Por Nirton Venancio, Cineasta, roteirista, poeta, professor de literatura e cinema
“Eu não sou Bossa Nova, eu não sou samba, eu não sou jazz, eu não sou rumba, eu não sou forró. Na verdade eu sou isso tudo ao mesmo tempo.”
No final dos anos 90 cruzei com o compositor João Donato em um shopping em Brasília. Eu entrava, ele saía. Diminuí os passos, a porta automática voltou a fechar, e fiquei ali admirando aquela figura alta e belamente vistosa com uma camisa florida. Sorriu para mim e cumprimentou: “Oi, tudo bem?”. Inocente, puro e besta, surpreendi-me com sua simplicidade e generosidade.
Aproximei-me para abraçá-lo e naturalmente abriu os braços. Aquelas folhas de coqueiro – acho – da estampa da camisa envolveram-me. O grande João Donato abraçou-me, e eu mais ainda o apertei em meu peito.
Ele não me conhecia, nem sequer teria me visto em alguma de suas apresentações a que assisti, ali anônimo no enlevo coletivo da plateia. Eu era apenas um fã diante seu ídolo na entrada de um shopping center no planalto central do país.
João Donato à época morou em Brasília, num curto espaço de tempo, quando conheceu a jornalista Ivone Belém, com quem casou em 2001.
E no rápido e eterno enquanto durou o meu encontro naquela tarde, disse-lhe de minha admiração, de seus discos que me marcaram, dos shows que aplaudi. Ele só sorria, “Obrigado, obrigado. Que bom ouvir isso”.
Estendeu mais um sorrisão sobre o colorido da blusa quando lhe disse que ele é samba, Bossa Nova e jazz num só fôlego em suas canções.
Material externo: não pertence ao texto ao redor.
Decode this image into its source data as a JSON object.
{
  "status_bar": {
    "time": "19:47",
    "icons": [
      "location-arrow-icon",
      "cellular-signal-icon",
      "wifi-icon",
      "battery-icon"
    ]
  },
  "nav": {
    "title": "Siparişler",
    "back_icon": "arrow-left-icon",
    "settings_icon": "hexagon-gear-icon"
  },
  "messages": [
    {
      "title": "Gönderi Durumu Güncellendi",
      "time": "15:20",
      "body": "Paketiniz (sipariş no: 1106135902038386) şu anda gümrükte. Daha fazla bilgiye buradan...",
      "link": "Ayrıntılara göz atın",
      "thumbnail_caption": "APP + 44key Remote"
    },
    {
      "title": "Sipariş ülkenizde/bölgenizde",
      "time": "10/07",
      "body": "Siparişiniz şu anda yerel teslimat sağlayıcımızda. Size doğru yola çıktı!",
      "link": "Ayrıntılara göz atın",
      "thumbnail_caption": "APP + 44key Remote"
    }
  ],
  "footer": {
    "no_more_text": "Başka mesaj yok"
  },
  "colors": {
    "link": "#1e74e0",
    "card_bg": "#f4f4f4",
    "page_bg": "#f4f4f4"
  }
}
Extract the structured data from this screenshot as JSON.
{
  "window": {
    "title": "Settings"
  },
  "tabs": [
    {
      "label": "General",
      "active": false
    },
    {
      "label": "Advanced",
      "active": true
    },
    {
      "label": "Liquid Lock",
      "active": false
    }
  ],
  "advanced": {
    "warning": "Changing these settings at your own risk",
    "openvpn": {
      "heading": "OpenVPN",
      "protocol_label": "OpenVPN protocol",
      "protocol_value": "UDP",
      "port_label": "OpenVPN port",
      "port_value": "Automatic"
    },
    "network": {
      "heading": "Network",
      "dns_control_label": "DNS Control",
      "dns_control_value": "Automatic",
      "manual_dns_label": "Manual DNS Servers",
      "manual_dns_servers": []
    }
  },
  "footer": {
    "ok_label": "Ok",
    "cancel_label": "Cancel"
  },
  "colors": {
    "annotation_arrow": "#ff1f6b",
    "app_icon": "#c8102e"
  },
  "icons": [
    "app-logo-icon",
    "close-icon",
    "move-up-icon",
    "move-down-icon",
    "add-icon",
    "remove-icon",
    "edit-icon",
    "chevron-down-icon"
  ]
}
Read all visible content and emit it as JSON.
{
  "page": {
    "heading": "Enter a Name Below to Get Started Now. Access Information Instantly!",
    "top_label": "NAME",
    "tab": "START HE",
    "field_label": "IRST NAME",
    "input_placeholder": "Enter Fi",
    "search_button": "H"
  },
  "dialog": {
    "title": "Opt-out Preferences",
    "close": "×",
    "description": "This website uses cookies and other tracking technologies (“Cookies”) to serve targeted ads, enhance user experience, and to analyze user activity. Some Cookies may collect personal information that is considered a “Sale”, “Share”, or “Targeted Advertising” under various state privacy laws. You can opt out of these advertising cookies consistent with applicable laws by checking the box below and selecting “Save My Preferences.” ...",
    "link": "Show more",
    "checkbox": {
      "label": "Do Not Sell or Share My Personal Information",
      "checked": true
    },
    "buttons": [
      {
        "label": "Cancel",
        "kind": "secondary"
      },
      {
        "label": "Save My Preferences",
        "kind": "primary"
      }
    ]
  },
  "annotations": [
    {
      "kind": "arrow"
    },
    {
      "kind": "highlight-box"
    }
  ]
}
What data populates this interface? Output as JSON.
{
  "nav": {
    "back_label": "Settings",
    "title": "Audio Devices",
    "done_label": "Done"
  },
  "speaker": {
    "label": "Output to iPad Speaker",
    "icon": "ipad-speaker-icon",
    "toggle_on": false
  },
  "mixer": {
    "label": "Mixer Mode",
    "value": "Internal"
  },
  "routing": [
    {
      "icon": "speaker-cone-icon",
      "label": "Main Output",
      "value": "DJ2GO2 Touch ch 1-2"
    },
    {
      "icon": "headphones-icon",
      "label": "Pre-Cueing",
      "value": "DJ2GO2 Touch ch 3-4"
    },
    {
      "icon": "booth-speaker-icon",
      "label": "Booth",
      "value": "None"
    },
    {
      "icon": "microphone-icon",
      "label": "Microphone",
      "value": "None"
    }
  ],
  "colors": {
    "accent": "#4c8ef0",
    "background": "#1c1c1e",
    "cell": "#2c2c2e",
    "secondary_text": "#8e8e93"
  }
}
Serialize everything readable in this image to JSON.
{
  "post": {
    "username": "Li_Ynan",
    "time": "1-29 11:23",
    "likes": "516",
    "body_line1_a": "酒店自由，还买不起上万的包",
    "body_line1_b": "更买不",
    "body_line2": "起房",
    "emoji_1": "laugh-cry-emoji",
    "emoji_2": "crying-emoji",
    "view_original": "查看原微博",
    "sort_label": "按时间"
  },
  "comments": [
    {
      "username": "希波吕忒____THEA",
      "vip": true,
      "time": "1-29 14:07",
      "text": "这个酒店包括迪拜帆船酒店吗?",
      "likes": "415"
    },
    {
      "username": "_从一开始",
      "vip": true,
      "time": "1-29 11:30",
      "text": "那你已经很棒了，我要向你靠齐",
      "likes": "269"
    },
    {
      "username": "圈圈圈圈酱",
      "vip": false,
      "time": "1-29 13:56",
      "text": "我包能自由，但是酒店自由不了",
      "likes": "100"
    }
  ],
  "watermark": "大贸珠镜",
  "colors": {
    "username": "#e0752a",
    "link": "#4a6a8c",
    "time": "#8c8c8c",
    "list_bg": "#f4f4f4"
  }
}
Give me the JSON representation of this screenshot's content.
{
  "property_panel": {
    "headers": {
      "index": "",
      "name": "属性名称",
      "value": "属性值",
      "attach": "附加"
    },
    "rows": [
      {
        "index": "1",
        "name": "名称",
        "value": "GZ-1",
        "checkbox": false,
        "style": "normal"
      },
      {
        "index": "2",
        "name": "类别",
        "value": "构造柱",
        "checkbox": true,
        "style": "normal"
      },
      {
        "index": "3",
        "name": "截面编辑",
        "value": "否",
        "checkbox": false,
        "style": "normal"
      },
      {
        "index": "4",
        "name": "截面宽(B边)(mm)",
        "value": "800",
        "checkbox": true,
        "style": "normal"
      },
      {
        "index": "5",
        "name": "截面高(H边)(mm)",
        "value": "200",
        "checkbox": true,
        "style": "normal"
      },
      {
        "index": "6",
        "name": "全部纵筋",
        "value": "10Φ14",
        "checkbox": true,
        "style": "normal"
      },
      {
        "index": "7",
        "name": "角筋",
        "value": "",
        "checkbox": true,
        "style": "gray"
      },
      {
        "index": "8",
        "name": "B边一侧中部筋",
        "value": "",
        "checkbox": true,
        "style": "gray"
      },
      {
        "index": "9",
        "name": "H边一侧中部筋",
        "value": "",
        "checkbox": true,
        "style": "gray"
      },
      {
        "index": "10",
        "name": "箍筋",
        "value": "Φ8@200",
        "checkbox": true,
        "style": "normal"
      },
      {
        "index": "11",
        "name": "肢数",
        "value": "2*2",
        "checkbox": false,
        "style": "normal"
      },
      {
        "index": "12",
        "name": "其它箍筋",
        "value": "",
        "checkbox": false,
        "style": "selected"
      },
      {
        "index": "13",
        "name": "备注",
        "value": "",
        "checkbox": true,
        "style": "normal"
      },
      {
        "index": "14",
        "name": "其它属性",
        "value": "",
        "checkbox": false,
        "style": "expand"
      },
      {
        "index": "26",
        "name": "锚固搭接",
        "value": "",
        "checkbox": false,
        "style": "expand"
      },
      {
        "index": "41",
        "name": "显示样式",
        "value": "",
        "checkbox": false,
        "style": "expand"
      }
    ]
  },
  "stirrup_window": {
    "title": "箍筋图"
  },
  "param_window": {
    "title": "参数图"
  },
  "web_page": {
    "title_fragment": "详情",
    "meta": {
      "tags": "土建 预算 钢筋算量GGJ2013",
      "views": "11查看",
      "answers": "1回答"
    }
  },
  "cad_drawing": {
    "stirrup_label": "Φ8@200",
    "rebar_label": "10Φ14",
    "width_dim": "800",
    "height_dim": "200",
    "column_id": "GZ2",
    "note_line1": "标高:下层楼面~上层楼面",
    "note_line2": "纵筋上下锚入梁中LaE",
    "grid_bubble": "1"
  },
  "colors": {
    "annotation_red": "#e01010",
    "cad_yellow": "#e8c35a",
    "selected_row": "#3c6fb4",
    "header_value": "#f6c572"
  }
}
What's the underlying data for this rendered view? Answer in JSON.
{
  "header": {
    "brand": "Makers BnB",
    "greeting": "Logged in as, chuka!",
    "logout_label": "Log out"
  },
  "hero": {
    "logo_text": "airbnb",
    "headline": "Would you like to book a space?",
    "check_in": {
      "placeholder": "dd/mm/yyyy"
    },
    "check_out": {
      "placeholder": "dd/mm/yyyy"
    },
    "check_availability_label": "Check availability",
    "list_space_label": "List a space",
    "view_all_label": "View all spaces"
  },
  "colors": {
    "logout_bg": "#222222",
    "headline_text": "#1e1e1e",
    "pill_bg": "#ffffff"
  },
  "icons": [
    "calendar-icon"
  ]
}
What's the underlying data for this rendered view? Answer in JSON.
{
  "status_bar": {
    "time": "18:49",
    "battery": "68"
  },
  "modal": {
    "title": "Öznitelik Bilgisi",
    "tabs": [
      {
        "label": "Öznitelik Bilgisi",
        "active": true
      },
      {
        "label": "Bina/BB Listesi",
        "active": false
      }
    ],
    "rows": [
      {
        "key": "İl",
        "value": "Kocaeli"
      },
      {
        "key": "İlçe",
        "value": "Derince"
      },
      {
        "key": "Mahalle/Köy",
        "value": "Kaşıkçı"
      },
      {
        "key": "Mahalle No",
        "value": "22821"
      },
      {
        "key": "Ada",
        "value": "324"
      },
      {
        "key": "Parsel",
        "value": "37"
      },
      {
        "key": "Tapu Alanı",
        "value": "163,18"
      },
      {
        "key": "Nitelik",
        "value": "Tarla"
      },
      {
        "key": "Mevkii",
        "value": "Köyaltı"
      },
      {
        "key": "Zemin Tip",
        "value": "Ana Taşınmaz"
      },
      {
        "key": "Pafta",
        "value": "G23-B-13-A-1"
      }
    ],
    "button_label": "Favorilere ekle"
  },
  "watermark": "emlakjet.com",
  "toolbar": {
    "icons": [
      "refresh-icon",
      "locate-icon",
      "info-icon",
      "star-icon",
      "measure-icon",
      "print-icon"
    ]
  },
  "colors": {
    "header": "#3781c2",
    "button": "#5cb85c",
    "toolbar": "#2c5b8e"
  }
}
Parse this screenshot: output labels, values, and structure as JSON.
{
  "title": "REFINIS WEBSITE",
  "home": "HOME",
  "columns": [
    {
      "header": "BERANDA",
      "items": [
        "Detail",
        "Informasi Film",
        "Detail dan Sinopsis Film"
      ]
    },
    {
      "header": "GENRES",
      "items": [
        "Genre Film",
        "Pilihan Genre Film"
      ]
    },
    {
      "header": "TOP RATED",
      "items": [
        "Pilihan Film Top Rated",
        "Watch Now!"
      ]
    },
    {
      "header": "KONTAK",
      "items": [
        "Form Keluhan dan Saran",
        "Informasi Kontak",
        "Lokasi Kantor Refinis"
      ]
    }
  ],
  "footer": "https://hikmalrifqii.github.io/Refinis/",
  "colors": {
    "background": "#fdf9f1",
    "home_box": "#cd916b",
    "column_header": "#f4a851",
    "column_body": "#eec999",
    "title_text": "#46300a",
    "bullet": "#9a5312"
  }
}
Justamente o que falou, em melhor proporção, tempos depois, em julho de 2014, em uma entrevista ao jornal O Globo, que reproduzo acima.
Essa sua definição já está naturalmente sedimentada em suas criações, na vasta discografia de quase 40 álbuns, do estreante “Chá dançante”, de 1956, ao último, lançado ano passado, “Serotonina”. Eu apenas expressei o óbvio. Olha-se e ouve-se João Donato e vê-se a Música.
Despedimo-nos. Ele seguiu para o estacionamento, e eu, sentindo-me abençoado e mágico, fiz a porta do shopping abrir-se novamente só com o sensor da alegria em meu corpo. Ouvi-me cantar por dentro sua famosa canção de 1975, “Lugar comum”: “Tudo isso vem, tudo isso vai / pro mesmo lugar / de onde tudo sai”.
João Donato partiu nesta madrugada de começo de semana, aos 88 anos. Deixou samba, jazz, rumba e forró em acordes de saudade em todos nós.